Chapter 9

21 Oct

Brazilian Jiu Jitsu Part 4: Contamination

The adult beginner class was not as sweet as I expected. First, my friend was promoted to it as well, as was Curry, and all of the white belt platoon. My promotion was cheapened by the fact that everyone who was my size, despite their inexperience, also received that same damn promotion. The beginner adult class is simply that; beginner techniques taught to adults. It was boring in the respect that I didn’t learn any new techniques, but humbling in the respect that everyone outside of Napoleon, Curry, and the white belt platoon overpowered me to death. My instructor said that weight and size are nothing to note in BJJ, but I found this to not be entirely true. Size can be countered, but you have to be extremely good, and even then, it can go to crap. I saw a white belt tap a blue belt, which made my mind explode; the white belt is made of pure muscle, a weightlifer and personal trainer by trade, while the blue belt is a man of about equal weight, but not entirely muscle.

We train the beginner moves that I perform flawlessly. Shoulder locks, rear naked chokes, elbow escape, and so on. Sparring is where I learn the most; I spar with blue belts to steal their techniques, and spar with the white belts to try them out (assuming I don’t get raped by extremely fit men). I’m not really learning anything from the instructor, but I’m progressing, which is good enough for me.

I notice an itchy patch on the bottom of my chin, but don’t really care. I train for a few more days, and just notice the patch is itchy and…well, weird. The texture is smooth, and it’s pink. I ignore it for another day, until I see the outer limits of the red spot turn crusty, while the innermost part turns white and soft. I have developed ring worm.

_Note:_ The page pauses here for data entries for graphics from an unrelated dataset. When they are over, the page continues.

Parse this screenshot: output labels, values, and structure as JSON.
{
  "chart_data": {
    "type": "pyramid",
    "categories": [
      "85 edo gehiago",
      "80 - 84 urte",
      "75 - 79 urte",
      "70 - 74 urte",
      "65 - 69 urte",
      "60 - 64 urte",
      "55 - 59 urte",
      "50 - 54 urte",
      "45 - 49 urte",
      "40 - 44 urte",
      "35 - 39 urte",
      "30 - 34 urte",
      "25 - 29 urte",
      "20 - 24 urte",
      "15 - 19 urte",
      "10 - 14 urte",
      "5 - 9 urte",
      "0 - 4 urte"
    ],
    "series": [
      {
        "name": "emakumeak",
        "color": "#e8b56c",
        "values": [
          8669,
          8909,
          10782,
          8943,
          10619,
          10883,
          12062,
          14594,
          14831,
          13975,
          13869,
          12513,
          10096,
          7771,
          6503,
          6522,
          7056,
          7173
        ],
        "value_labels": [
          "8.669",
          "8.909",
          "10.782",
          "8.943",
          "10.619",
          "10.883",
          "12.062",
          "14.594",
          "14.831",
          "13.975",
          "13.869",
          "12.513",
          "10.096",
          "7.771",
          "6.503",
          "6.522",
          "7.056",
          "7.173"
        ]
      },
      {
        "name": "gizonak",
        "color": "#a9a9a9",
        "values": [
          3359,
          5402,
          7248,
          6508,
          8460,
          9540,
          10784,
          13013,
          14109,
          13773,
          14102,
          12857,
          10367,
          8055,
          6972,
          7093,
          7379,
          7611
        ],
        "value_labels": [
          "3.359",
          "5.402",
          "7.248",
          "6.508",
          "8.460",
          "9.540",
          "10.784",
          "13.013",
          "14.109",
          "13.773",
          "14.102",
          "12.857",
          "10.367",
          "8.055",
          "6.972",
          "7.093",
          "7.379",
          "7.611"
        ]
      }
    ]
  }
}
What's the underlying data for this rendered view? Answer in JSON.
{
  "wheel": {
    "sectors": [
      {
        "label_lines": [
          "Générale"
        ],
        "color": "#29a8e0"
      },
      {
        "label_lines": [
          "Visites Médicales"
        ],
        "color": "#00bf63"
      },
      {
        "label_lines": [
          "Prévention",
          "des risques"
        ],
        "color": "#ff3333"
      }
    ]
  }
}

I begin to freak out to have caught such a disgusting disease. I go to the doctor the next week, but before I do, I ask my trainer if I should keep training. “Yea, it doesn’t really matter. You can train if you want, just put a bandaid on it or something.” My mom tells me ringworm is highly contagious, and that I shouldn’t spar. I go with my mom.

The doctor gives me a cream to get rid of the ringworm, and it goes away within 4 days. I was amazed at how fast it happened. My doctor asks a very peculiar question during the exam. “How often does your coach clean your mats?” I stopped and thought, and I never distinctly remember seeing him clean them. I assume that he must at some point, but I do notice lots of hair and tape left on mats from the day before, and most of that accumulates until he vacuums or sweeps.

I ask him this casually in a conversation, and he says, “Well, you see me sweeping and vacuuming at the beginning of every class.” I think of all the sweat that accumulates on the mats, and get very, very sick.

The next few months I shower, and shower HARD after each class. Then, I notice a few little dots on my knees. I disregard them as my skin being pissed off for whatever reason, and continue my daily routine. My knees become very tender, as a red rash spreads all over them; the dots remain. I continue to blow it off; I’ve seen worse that went away. The problem was that shorts I wore went exactly knee high, and would rub the raw red spots to produce the most intense pain a person could feel. I remember distinctly having to walk across campus, with my knees killing me. Eventually I don’t care if I look gay, I pull my pants up higher to give my knees a break.

I’m still blowing my knees off; obviously my pants are rubbing it, making it raw and red, which makes it hurt when my pants rub it, which makes it raw and red, forever. I blow them off until I notice the dots are beginning to form white heads, and that I have about one million of them across each knee. I freak out, both from embarressment, and freaking the hell out. I make a doctor appointment for the following week. I notice boils start popping up on other places too; my arms and hands.

The doctor looks at my knees and makes a sighing noise. “My my my.” This obviously is not a good sign. “This looks like classic staph infection. I need to take a sample.” She picks the biggest boil on my knee, and gets ready to pop it into a collection tube. This is one of the most single painful experiences in my life. It is raw and red to begin with, along with the fact that my pants have been rubbing these boils making them tender. She pushes on it, and it feels like she’s killing me. After a few painful, painful minutes and a lot of repositioning for better leverage, she pops out some pus, and sends it off to lab. A few days later she confirms it is staph, and gives me a cream and pills. I take both, and SLOWLY, it clears up. This was horrible, and life changing. I still, to this day, shower extensively after every practice section simply due to fear of getting staph.

I volunteer to start bleaching the mats with mops. By “I volunteer”, I mean my Mom says this at the next class. The instructor looks surprised and insulted. I don’t care, because I honestly don’t want that again. Everyone in the class eventually starts to help out, until everyone but the instructor helps to clean. The instructor still tells people to come to class with infections; I remember almost rolling with a guy when he said “I got staph on my legs, so watch out dude”. I told him I was going to spar someone else.